Per questo motivo evade dal carcere, ma viene rintracciato e riportato in prigione.
Nel 1985, viene trasferito al penitenziario di Leavenworth a Leavenworth, in Kansas. Qui, nel 1999, scrive in carcere la sua autobiografia: “Prison Writings: My Life Is My Sun Dance“.
Oggi, all’età di 75 anni, Leonard Peltier si trova nella prigione di massima sicurezza di Coleman, in Florida.
Negli ultimi anni, la sua salute ha subito un brusco declino, e i medici lo ritengono in pericolo di vita.
Soffre di malattie renali, diabete di tipo 2, ipertensione, una malattia degenerativa delle articolazioni e una costante mancanza di respiro e vertigini.
Inoltre, è cieco da un occhio a causa di un ictus del 1986, ed è costretto all’utilizzo di un deambulatore.

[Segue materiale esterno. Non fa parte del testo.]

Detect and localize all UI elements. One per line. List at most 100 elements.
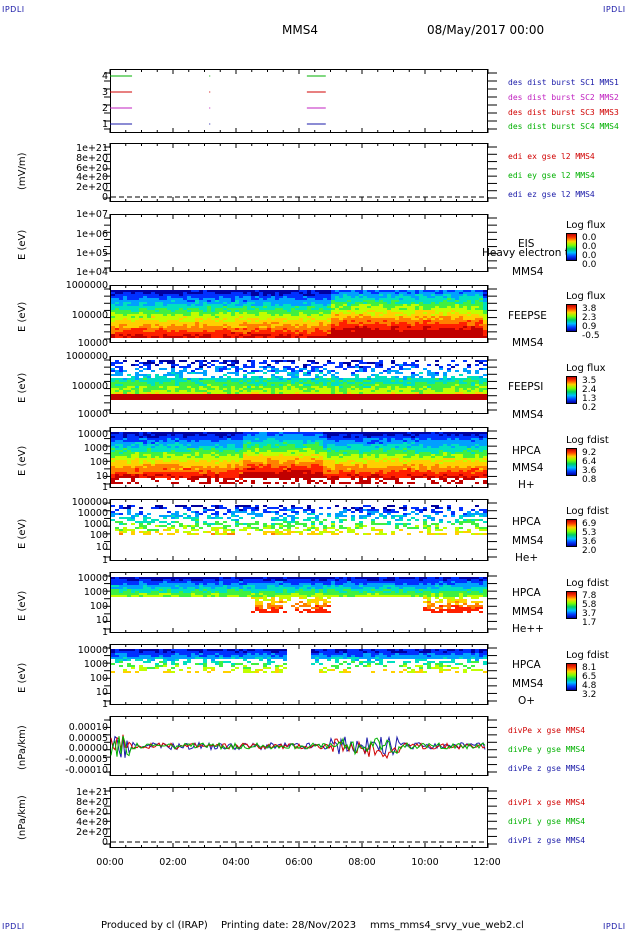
feepsi-cell — [231, 380, 235, 382]
feepsi-cell — [375, 390, 379, 392]
feepse-cell — [443, 306, 447, 308]
feepsi-cell — [223, 394, 227, 396]
feepsi-cell — [287, 378, 291, 380]
feepse-cell — [483, 314, 487, 316]
feepsi-cell — [163, 374, 167, 376]
hpca-h-cell — [151, 444, 155, 446]
feepsi-cell — [259, 378, 263, 380]
feepse-cell — [431, 302, 435, 304]
feepse-cell — [363, 322, 367, 324]
hpca-h-cell — [111, 462, 115, 464]
feepsi-cell — [275, 368, 279, 370]
feepse-cell — [127, 292, 131, 294]
feepse-cell — [295, 328, 299, 330]
hpca-h-cell — [163, 468, 167, 470]
feepse-cell — [339, 292, 343, 294]
feepse-cell — [191, 306, 195, 308]
feepsi-cell — [215, 360, 219, 362]
feepse-cell — [427, 316, 431, 318]
feepsi-cell — [355, 390, 359, 392]
feepse-cell — [335, 310, 339, 312]
hpca-h-cell — [155, 466, 159, 468]
feepse-cell — [395, 316, 399, 318]
feepse-cell — [111, 318, 115, 320]
feepse-cell — [267, 310, 271, 312]
feepse-cell — [475, 318, 479, 320]
feepse-cell — [231, 326, 235, 328]
feepsi-cell — [411, 396, 415, 398]
feepsi-cell — [347, 364, 351, 366]
feepse-cell — [295, 300, 299, 302]
feepse-cell — [459, 292, 463, 294]
feepse-cell — [371, 296, 375, 298]
feepse-cell — [455, 292, 459, 294]
feepsi-cell — [239, 394, 243, 396]
feepsi-cell — [483, 386, 487, 388]
feepsi-cell — [443, 390, 447, 392]
feepse-cell — [331, 294, 335, 296]
feepse-cell — [287, 332, 291, 334]
feepse-cell — [315, 306, 319, 308]
feepse-cell — [359, 336, 363, 338]
feepse-cell — [455, 318, 459, 320]
feepse-cell — [463, 318, 467, 320]
feepse-cell — [243, 322, 247, 324]
feepsi-cell — [479, 384, 483, 386]
feepse-cell — [399, 330, 403, 332]
feepsi-cell — [443, 392, 447, 394]
feepse-cell — [407, 294, 411, 296]
hpca-h-cell — [123, 470, 127, 472]
feepse-cell — [339, 298, 343, 300]
feepse-cell — [355, 322, 359, 324]
feepsi-cell — [283, 388, 287, 390]
feepse-cell — [383, 326, 387, 328]
feepsi-cell — [339, 390, 343, 392]
hpca-h-cell — [127, 468, 131, 470]
feepse-cell — [339, 324, 343, 326]
feepse-cell — [467, 300, 471, 302]
feepse-cell — [119, 332, 123, 334]
feepse-cell — [379, 328, 383, 330]
hpca-h-cell — [175, 456, 179, 458]
feepsi-cell — [447, 378, 451, 380]
feepse-cell — [139, 308, 143, 310]
hpca-h-cell — [127, 450, 131, 452]
feepse-cell — [259, 314, 263, 316]
feepse-cell — [259, 324, 263, 326]
feepsi-cell — [215, 370, 219, 372]
hpca-h-cell — [159, 464, 163, 466]
feepse-cell — [143, 298, 147, 300]
feepsi-cell — [367, 392, 371, 394]
hpca-h-cell — [167, 450, 171, 452]
feepsi-cell — [395, 386, 399, 388]
feepsi-cell — [231, 392, 235, 394]
feepse-cell — [427, 326, 431, 328]
feepse-cell — [271, 332, 275, 334]
feepse-cell — [359, 294, 363, 296]
feepsi-cell — [175, 392, 179, 394]
feepsi-cell — [399, 372, 403, 374]
feepse-cell — [155, 314, 159, 316]
feepse-cell — [407, 326, 411, 328]
feepse-cell — [367, 316, 371, 318]
feepse-cell — [239, 320, 243, 322]
feepse-cell — [287, 312, 291, 314]
feepse-cell — [351, 306, 355, 308]
feepse-cell — [207, 296, 211, 298]
hpca-h-cell — [111, 474, 115, 476]
feepsi-cell — [403, 384, 407, 386]
feepse-cell — [279, 326, 283, 328]
feepse-cell — [299, 304, 303, 306]
feepse-cell — [279, 294, 283, 296]
feepsi-cell — [323, 364, 327, 366]
hpca-h-cell — [195, 450, 199, 452]
feepsi-cell — [167, 384, 171, 386]
feepse-cell — [315, 326, 319, 328]
feepse-cell — [299, 332, 303, 334]
feepse-cell — [183, 290, 187, 292]
feepsi-cell — [403, 390, 407, 392]
feepsi-cell — [207, 386, 211, 388]
feepsi-cell — [363, 362, 367, 364]
feepse-cell — [439, 302, 443, 304]
feepsi-cell — [139, 386, 143, 388]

In molti, oggi, ne chiedono la grazia.
Alla fine del suo mandato, il Presidente Clinton era pronto a concederla. Ma fu ostacolato da una manifestazione di 500 membri dell’FBI.
Recentemente, Amnesty International, diversi vincitori del premio Nobel per la pace, tra cui l’arcivescovo Desmond Tutu, la tribù Standing Rock Sioux e il Congresso nazionale degli indiani americani hanno chiesto la scarcerazione di Peltier inviando un appello al Presidente Biden.
Ma per ora, non sono giunte risposte.
Solo nel 2024, Peltier avrà diritto a un’udienza per la libertà vigilata.